The Muslim-Jewish Advisory Council praised the U.S. Senate for adopting unanimously the Protecting Religiously Affiliated Institutions Act of 2018. The Council thanked Senators Orrin Hatch (R-Utah) and Dianne Feinstein (D-California) for their leadership in shepherding the legislation through the Senate. The House of Representatives overwhelmingly adopted a similar measure in December.
“Solid bipartisan support for this critical measure confirms a determination by our political leaders to assertively combat religiously-motivated hate crimes,” said Council Co-Chair Farooq Kathwari.
Council Co-Chair Stanley Bergman added, “We look forward to this important measure being signed into law, ensuring that attacks on religious institutions are fully investigated and prosecuted and sending a powerful message of no tolerance for hate crimes.”
Strengthening the capacity of law enforcement to monitor and prosecute hate crimes has been a priority of the Muslim-Jewish Advisory Council since it was established nearly two years ago.
The new legislation expands coverage of federal hate crimes laws to include religious institutions, such as schools and community centers. It clarifies that threats against, as well as acts that result in damage to, religious institutions are covered under federal law.
According to the latest FBI report, issued in 2017, hate crimes increased by 4.6 percent in 2016 compared to 2015. Anti-Jewish incidents comprise the majority all religious hate crimes, while anti-Muslim incidents rose nearly 20 percent over 2015.

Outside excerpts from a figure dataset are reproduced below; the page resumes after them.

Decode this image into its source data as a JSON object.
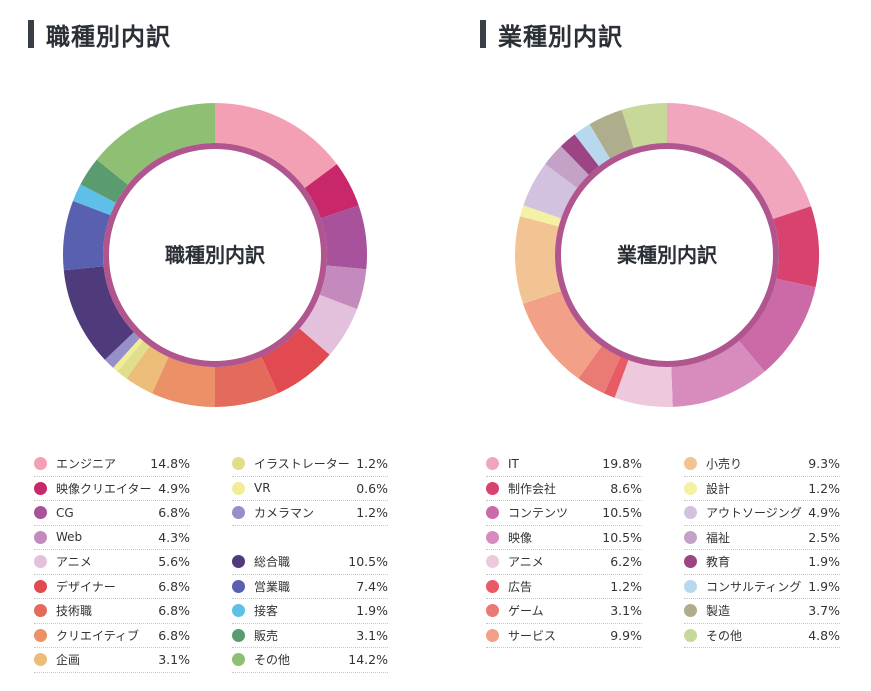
{
  "chart_data": [
    {
      "type": "pie",
      "title": "職種別内訳",
      "center_label": "職種別内訳",
      "unit": "%",
      "categories": [
        "エンジニア",
        "映像クリエイター",
        "CG",
        "Web",
        "アニメ",
        "デザイナー",
        "技術職",
        "クリエイティブ",
        "企画",
        "イラストレーター",
        "VR",
        "カメラマン",
        "総合職",
        "営業職",
        "接客",
        "販売",
        "その他"
      ],
      "values": [
        14.8,
        4.9,
        6.8,
        4.3,
        5.6,
        6.8,
        6.8,
        6.8,
        3.1,
        1.2,
        0.6,
        1.2,
        10.5,
        7.4,
        1.9,
        3.1,
        14.2
      ],
      "value_labels": [
        "14.8%",
        "4.9%",
        "6.8%",
        "4.3%",
        "5.6%",
        "6.8%",
        "6.8%",
        "6.8%",
        "3.1%",
        "1.2%",
        "0.6%",
        "1.2%",
        "10.5%",
        "7.4%",
        "1.9%",
        "3.1%",
        "14.2%"
      ],
      "colors": [
        "#f4a0b4",
        "#c8286a",
        "#a8529c",
        "#c58abd",
        "#e3c1dd",
        "#e04a50",
        "#e46a5c",
        "#ec9068",
        "#ecbd78",
        "#e0de8a",
        "#f0ec98",
        "#9590c8",
        "#4f3a7c",
        "#5a60b0",
        "#5ec0e8",
        "#5a9c70",
        "#8ebf72"
      ],
      "legend_columns": [
        [
          0,
          1,
          2,
          3,
          4,
          5,
          6,
          7,
          8
        ],
        [
          9,
          10,
          11,
          null,
          12,
          13,
          14,
          15,
          16
        ]
      ]
    },
    {
      "type": "pie",
      "title": "業種別内訳",
      "center_label": "業種別内訳",
      "unit": "%",
      "categories": [
        "IT",
        "制作会社",
        "コンテンツ",
        "映像",
        "アニメ",
        "広告",
        "ゲーム",
        "サービス",
        "小売り",
        "設計",
        "アウトソージング",
        "福祉",
        "教育",
        "コンサルティング",
        "製造",
        "その他"
      ],
      "values": [
        19.8,
        8.6,
        10.5,
        10.5,
        6.2,
        1.2,
        3.1,
        9.9,
        9.3,
        1.2,
        4.9,
        2.5,
        1.9,
        1.9,
        3.7,
        4.8
      ],
      "value_labels": [
        "19.8%",
        "8.6%",
        "10.5%",
        "10.5%",
        "6.2%",
        "1.2%",
        "3.1%",
        "9.9%",
        "9.3%",
        "1.2%",
        "4.9%",
        "2.5%",
        "1.9%",
        "1.9%",
        "3.7%",
        "4.8%"
      ],
      "colors": [
        "#f2a6be",
        "#d8426e",
        "#cc6aa8",
        "#d88cbe",
        "#eec8dc",
        "#e85a64",
        "#ea7a74",
        "#f2a088",
        "#f2c494",
        "#f4f0a4",
        "#d2c2e0",
        "#c4a2c8",
        "#9c4484",
        "#b8d8ee",
        "#aeae8c",
        "#c8d898"
      ],
      "legend_columns": [
        [
          0,
          1,
          2,
          3,
          4,
          5,
          6,
          7
        ],
        [
          8,
          9,
          10,
          11,
          12,
          13,
          14,
          15
        ]
      ]
    }
  ],
  "ring_color": "#b0558e"
}
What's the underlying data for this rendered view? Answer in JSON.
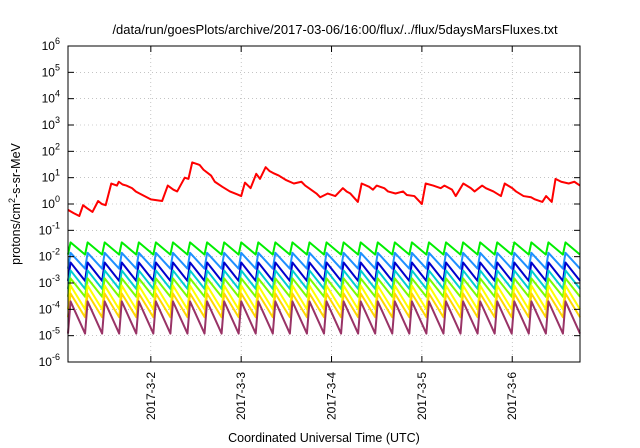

The Muslim-Jewish Advisory Council brings together 46 civil society, religious, and business leaders from across the United States to advocate for domestic policy issues of common concern. The American Jewish Committee (AJC) and the Islamic Society of North America (ISNA) are its co-conveners. The Council has eight regional affiliates across the United States, in Dallas, Houston, Los Angeles, New Jersey, New York, Philadelphia, South Florida, and Washington, D.C.